Wagstaff’s stunts get crazier every year.
After that initial skydive in 2008, she’s kept up her daredevil lifestyle, charity fundraising via sponsorships of her stunts.
In 2014, she went to Wales and did the longest zipline in Europe. She raised £11,500 for Thames Valley Air Ambulance, according to the Ilkley Gazette.
Another year she raised money for a hospice by going scuba diving—with sharks, evidently, according to Caters News.
She most often does it on behalf of cancer and hospice centers, causes that hit close to home for her.
“Cancer is very near to my heart as I nursed my husband with it,”
she told the Oxford Times. “Several family members including my father also had it.”
But she’s also honoring her husband by doing stunts that would’ve terrified him.
“I’ve always helped raise money for charity but my husband hated heights and I don’t think he could’ve watched me do this,” she told StoryTrender, “So I thought what could be better?”
In 2015, she was scheduled for powered paragliding, but after hearing of someone being injured doing the sport, she backed down at her daughter’s suggestion (even the bravest daredevils have their limits.) Instead, she did another skydive, which at this point was a walk in the park for her.
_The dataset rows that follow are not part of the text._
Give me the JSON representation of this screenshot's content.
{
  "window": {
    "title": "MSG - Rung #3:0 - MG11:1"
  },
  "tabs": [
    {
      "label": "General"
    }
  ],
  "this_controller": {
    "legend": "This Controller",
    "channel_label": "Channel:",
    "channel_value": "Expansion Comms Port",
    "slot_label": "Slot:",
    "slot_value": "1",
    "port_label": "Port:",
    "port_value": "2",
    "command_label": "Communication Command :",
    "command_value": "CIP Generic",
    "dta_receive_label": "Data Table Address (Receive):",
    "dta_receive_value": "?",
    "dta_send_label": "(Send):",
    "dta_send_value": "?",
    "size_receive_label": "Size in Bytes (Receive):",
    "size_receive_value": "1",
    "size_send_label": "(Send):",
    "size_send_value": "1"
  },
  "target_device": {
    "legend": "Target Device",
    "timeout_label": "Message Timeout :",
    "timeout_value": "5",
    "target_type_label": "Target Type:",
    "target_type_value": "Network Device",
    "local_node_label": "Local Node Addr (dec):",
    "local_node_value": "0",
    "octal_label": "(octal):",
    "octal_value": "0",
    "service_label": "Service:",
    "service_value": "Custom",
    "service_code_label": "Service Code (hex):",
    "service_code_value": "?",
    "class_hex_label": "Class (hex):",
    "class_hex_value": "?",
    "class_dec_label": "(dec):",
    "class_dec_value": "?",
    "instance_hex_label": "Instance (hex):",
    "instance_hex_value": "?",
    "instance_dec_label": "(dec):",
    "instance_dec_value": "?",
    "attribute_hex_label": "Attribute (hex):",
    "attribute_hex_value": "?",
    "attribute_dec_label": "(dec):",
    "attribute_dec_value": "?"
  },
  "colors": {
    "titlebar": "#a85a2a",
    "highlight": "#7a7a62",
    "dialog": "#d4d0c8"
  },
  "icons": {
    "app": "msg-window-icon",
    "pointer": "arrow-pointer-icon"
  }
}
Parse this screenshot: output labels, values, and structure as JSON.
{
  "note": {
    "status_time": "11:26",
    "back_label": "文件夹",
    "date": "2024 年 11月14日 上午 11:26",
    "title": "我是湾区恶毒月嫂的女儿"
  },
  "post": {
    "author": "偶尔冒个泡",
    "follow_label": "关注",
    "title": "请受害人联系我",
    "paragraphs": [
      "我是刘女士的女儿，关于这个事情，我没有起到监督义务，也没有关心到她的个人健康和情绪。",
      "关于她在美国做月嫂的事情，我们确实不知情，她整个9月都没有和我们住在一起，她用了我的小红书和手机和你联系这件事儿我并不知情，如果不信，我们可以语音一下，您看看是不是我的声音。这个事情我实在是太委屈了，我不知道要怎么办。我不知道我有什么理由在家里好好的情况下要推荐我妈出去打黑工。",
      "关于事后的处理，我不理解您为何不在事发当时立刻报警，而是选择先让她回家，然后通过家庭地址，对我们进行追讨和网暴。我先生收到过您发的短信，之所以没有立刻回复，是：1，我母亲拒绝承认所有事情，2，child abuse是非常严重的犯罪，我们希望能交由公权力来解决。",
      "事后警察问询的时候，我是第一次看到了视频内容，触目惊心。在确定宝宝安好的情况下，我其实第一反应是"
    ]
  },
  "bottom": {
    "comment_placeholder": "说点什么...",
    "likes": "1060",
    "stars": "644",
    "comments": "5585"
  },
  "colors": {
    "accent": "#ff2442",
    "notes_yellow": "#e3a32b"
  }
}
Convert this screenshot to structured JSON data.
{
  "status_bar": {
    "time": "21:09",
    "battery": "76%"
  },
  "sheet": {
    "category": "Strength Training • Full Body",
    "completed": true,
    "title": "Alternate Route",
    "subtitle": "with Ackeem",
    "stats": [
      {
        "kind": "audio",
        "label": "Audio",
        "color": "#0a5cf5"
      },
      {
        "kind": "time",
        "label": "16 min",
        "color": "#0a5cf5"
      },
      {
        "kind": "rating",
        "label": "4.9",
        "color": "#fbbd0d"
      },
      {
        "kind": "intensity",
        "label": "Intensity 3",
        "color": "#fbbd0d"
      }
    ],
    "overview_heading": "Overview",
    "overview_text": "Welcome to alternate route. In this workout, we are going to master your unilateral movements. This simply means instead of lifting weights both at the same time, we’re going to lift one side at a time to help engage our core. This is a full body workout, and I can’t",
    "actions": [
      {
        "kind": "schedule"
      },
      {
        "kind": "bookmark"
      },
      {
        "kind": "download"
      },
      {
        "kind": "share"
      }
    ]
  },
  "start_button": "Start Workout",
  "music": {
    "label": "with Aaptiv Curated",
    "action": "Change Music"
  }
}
“I don’t mind heights at all,” she said.
But last year, she did the ultimate stunt, one she had wanted to do for years.
By 2016, Wagstaff was longing to take it up a notch, presumably because her lust for danger had by then become insatiable.
So she had her sights set on the most dangerous stunt of all: Wingwalking.
She was tired of jumping out of planes, she wanted to jump on them!
Regulations stood in her way: “I want to wingwalk, but they won’t let you get sponsored. They will let me join the wing walking team but I don’t want that,” she told the Ilkely Gazette in 2015. “I want to do a one-off and raise money for charity.”
But she persisted with her dream, and by next year finally gained permission: “I have finally tackled the aviation board about it,” she told the Oxford Times.
The biggest stunt called for the biggest donation, and Wagstaff set her sights on topping her fundraising records.
“This one is going to hit the record,” she told the Oxford Times.
The stunt itself went smoothly. Was Wagstaff nervous? No way, she said—not for her, at least.
“The wing walk wasn’t the slightest bit frightening although I think my family were having hysterics on the ground below.”
In the end, she succeeded in shattering her record—with a whopping £22,700.50 for Cancer Research UK.
“I’m absolutely delighted that I beat my target—this has totally exceeded my expectations but people have been so marvelous,” she told the Oxford Mail. “People were so generous, but they know there is a lot of cancer out there so they are happy to give generously.”
She’s received countless thanks and recognition from charity organizations.
But the biggest honor came in 2012:
She was recognized with the British Empire Medal (Civil Division), an honor she told the Ilkley Gazzette was “absolutely incredible.”
And Wagstaff is far from finished. Stay tuned next month when she will pull off this year’s stunt: a catapulted paraglide.
As for what else the future holds, Wagstaff is always open for suggestions.
“I really don’t know what to do next,” she told Caters News.